%CPU utilization is a lie

Hyperthreading, “Cores”, and Terminology

  • Several comments criticize treating a 12-core/24-thread CPU as “24 cores”; OSes and clouds expose “vCPUs” that map 1:1 to hardware threads, which misleads people into assuming linear scaling.
  • Analogies (two chefs/one stove, 2‑ply toilet paper) emphasize that SMT threads share execution units and are not equivalent to full cores.
  • Some note real, observable differences between SMT siblings and separate cores (e.g., TLB flush effects, shared caches, memory bandwidth).

When Hyperthreading Helps or Hurts

  • Impact is heavily workload‑ and architecture‑dependent.
    • Database and multi-user/IO-bound systems often see ~10–20% or more throughput gains, sometimes even at moderate utilization.
    • HPC and tightly vectorized, memory‑bandwidth‑bound workloads often see little or negative benefit; disabling SMT can simplify tuning.
  • SMT can interact with thermal limits and turbo behavior but usually doesn’t dominate power; multi-core and vector units matter more.
  • There’s debate over architectures: AMD SMT is said to behave “closer to a full core” in some Zen generations, IBM POWER leans heavily on many-way SMT, while Intel’s HT often delivers smaller incremental gains.

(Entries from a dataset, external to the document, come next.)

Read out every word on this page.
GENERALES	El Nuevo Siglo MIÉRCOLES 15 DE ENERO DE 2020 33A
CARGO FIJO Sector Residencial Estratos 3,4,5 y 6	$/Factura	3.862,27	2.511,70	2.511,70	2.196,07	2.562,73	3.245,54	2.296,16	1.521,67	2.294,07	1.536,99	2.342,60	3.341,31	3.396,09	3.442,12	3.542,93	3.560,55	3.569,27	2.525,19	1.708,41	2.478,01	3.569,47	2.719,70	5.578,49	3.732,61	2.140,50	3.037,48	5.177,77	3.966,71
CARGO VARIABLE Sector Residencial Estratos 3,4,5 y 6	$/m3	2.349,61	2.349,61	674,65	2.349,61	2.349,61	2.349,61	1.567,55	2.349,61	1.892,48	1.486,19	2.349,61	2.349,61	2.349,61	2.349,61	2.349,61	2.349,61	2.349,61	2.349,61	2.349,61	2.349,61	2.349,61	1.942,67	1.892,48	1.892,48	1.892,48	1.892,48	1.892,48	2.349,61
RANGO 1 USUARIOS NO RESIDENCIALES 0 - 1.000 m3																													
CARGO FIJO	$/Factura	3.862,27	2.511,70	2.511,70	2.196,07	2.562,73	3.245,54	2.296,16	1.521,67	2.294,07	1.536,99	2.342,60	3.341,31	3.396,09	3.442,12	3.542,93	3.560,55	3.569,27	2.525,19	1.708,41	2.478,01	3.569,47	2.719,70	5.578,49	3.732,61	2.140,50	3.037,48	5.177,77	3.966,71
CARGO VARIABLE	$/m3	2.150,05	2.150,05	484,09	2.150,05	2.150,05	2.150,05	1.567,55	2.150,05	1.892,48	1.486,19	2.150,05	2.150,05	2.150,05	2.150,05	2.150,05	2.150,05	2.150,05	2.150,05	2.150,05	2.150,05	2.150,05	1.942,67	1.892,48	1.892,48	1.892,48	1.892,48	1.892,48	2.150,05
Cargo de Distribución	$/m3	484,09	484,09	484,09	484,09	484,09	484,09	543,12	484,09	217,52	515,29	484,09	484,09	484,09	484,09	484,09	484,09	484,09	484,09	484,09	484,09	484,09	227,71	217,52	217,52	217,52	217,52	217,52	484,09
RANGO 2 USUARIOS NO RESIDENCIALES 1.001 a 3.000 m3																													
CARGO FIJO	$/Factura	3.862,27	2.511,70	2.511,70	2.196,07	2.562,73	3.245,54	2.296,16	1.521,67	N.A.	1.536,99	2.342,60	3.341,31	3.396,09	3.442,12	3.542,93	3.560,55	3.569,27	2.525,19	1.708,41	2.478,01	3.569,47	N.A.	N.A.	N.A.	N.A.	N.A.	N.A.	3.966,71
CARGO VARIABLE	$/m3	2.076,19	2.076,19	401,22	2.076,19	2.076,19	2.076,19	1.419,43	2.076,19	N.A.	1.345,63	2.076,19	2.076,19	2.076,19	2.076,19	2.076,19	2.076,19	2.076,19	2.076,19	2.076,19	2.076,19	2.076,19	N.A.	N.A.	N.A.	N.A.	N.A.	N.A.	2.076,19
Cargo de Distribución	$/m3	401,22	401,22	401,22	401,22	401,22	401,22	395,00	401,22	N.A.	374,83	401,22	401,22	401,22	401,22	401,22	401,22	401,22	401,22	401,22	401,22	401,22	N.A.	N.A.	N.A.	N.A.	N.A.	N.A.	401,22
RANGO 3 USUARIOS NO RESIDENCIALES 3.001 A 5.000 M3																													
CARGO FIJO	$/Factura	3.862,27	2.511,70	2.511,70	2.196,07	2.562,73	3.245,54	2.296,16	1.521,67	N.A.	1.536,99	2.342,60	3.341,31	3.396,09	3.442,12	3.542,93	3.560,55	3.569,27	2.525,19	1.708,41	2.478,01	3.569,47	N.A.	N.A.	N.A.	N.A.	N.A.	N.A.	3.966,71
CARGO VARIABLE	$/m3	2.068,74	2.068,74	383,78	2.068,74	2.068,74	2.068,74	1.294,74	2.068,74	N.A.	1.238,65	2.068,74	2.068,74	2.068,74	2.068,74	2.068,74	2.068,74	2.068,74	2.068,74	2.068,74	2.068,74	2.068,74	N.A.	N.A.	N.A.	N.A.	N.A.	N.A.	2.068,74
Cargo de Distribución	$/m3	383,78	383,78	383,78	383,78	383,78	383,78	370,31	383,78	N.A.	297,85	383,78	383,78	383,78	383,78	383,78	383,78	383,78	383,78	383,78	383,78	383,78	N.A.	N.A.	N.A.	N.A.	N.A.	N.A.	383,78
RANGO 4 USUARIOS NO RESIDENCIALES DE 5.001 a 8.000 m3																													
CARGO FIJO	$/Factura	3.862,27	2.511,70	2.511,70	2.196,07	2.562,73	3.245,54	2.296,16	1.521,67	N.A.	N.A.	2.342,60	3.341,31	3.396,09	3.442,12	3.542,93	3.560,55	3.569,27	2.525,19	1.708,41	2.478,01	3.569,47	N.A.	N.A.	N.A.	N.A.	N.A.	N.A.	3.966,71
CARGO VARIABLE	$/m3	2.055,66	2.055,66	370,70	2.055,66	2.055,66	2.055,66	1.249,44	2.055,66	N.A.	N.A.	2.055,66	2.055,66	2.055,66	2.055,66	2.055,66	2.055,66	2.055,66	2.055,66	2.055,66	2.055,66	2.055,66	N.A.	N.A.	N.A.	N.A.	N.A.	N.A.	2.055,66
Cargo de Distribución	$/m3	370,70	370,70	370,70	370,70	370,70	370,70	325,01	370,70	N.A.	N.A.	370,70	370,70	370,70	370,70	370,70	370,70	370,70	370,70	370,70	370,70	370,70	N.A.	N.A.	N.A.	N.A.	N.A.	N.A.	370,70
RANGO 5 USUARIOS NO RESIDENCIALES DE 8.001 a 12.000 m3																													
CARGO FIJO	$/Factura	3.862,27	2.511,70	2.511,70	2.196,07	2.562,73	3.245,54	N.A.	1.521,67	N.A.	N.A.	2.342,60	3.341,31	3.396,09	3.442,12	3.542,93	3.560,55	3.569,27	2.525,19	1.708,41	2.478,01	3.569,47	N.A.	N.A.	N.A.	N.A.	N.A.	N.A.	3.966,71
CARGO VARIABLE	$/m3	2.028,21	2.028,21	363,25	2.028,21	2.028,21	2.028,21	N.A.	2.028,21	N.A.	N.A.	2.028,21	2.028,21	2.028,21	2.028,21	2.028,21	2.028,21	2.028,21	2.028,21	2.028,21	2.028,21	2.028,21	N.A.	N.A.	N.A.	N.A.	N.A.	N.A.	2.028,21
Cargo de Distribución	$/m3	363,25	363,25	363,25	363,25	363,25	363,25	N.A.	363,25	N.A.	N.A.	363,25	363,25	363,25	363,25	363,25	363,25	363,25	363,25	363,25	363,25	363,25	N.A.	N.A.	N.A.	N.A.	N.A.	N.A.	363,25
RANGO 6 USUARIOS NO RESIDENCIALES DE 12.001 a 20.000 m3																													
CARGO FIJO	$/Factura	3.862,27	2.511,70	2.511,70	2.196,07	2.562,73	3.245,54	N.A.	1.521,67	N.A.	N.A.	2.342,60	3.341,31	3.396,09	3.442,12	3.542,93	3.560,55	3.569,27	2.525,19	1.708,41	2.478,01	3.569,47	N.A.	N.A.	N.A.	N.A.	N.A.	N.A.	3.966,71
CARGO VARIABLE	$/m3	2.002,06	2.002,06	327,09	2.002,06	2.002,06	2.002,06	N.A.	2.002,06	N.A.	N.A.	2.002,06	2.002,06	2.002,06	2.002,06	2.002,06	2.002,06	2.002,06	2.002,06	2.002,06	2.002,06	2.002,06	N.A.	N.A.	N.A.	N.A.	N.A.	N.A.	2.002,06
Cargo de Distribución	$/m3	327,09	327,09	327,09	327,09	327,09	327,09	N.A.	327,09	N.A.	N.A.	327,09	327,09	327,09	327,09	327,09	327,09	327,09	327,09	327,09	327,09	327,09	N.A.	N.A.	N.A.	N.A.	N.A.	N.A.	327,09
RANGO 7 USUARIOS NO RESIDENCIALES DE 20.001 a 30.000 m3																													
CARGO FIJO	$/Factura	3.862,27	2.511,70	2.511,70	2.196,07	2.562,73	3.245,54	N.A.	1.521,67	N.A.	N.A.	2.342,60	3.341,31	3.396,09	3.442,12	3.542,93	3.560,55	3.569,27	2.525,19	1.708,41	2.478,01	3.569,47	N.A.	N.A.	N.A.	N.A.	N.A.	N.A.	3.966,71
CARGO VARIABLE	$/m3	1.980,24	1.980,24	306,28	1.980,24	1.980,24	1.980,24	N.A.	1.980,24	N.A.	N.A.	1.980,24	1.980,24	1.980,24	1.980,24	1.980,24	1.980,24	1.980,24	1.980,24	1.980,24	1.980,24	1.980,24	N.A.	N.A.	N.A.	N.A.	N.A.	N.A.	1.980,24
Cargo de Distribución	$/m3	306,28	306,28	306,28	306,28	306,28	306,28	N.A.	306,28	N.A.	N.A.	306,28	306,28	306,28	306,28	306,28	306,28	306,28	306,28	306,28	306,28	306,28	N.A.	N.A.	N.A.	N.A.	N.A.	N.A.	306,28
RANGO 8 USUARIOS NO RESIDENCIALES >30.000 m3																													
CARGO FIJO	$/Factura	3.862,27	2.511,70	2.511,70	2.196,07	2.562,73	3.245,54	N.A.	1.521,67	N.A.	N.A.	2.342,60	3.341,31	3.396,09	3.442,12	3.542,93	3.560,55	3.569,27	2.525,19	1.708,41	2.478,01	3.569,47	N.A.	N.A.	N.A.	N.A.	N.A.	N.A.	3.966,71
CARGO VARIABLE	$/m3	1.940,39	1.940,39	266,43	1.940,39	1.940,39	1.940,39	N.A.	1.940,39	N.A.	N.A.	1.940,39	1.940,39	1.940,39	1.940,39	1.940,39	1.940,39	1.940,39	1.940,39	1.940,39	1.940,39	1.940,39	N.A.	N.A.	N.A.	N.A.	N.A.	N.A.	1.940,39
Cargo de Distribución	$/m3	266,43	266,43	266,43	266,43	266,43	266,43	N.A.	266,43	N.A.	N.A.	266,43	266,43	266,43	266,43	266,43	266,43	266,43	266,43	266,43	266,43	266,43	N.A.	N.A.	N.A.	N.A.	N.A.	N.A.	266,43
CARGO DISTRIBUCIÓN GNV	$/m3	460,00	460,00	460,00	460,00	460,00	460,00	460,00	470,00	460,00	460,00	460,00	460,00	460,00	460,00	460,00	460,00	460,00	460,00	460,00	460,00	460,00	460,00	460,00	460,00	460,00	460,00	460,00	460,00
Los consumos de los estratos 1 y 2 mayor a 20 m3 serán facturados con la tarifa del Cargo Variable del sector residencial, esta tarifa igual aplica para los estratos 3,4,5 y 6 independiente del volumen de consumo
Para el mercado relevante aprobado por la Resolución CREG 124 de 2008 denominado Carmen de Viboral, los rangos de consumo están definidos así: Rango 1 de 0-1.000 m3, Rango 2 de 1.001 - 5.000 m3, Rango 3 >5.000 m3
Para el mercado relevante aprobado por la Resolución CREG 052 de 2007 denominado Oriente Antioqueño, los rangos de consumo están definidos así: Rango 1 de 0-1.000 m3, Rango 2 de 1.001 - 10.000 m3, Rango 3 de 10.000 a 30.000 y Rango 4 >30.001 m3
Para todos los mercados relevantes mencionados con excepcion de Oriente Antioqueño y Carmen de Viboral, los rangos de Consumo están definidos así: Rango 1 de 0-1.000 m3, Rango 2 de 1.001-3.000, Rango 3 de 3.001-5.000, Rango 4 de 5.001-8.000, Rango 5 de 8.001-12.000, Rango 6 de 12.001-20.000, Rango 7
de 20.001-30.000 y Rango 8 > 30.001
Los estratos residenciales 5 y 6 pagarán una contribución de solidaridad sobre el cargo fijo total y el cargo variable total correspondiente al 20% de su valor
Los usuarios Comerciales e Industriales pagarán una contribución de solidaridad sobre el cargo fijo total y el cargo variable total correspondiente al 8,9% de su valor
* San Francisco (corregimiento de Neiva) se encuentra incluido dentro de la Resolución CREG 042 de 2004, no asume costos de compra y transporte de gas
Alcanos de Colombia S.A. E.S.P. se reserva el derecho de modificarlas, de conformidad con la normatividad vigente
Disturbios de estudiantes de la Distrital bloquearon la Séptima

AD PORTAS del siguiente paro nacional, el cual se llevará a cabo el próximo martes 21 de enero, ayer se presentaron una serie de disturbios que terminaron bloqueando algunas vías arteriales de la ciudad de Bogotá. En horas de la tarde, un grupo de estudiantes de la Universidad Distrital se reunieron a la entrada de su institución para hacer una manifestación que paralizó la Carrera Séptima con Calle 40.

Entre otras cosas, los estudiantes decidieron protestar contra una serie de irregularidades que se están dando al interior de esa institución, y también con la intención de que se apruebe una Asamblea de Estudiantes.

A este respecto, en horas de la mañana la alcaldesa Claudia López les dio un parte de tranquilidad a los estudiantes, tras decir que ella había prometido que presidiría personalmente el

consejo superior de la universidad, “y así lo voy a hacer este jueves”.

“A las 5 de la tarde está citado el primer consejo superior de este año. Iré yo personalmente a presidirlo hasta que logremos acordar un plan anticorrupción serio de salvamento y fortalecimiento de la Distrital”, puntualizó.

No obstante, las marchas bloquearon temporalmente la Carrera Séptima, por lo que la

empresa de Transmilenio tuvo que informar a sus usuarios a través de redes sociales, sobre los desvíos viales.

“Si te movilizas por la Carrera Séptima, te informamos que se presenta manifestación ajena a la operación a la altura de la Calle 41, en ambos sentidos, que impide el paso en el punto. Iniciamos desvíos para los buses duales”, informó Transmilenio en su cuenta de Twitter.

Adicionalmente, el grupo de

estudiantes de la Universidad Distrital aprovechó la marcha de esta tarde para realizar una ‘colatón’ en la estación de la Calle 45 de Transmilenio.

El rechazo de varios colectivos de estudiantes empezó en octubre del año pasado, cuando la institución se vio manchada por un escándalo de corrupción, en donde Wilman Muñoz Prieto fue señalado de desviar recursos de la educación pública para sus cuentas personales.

CPU Utilization as a Misleading Metric

  • Many point out utilization is formally “fraction of time not idle,” not “fraction of maximum useful work.” That’s well-defined but often misinterpreted.
  • Non-linearities from shared caches, memory bandwidth, interconnects, spinlocks, and frequency scaling mean 60% vs 80% utilization can correspond to dramatically different latency.
  • Typical 1–60s averaging windows hide 10–100ms bursts that actually drive latency SLOs. Some advocate measuring short-window p99/p100 CPU usage instead.
  • Power draw and temperature, or instructions-per-cycle (IPC), sometimes correlate better with “real” work than %CPU alone, but are themselves non-linear and hard to interpret.

Queueing Theory and Capacity Planning

  • Multiple commenters connect this to classic queueing theory: above roughly 60% utilization, queueing delay grows quickly; around 80% it can explode, depending on workload.
  • Some SREs treat 40–60% average CPU as “effectively full” for latency-sensitive systems, scaling out before hitting higher plateaus. Others argue IO‑bound apps can safely run hotter.

Benchmarks, Tooling, and Alternatives

  • stress-ng is noted as designed to max out components, not mimic real apps; real workloads (nginx, memcached, databases) often show “hockey stick” degradation near saturation.
  • Suggested tools/metrics: perf/ftrace for stalls and IPC, load average and run queue length, queue depth, RPS/latency, power usage, GPU FLOPs vs theoretical peak, etc.
  • Some argue utilization remains a useful “semi-crude” indicator when combined with business metrics (latency, RPS) and proper load testing.

Other Themes

  • OS accounting mostly counts scheduled time; busy-waiting and memory stalls still show as “busy.”
  • Hyperthreading is disabled by default in some security-focused OSes; SMT also interacts with per-core licensing.
  • Several note that both CPU % and memory reporting in mainstream OS tools are simplistic and often misunderstood, yet still widely relied upon.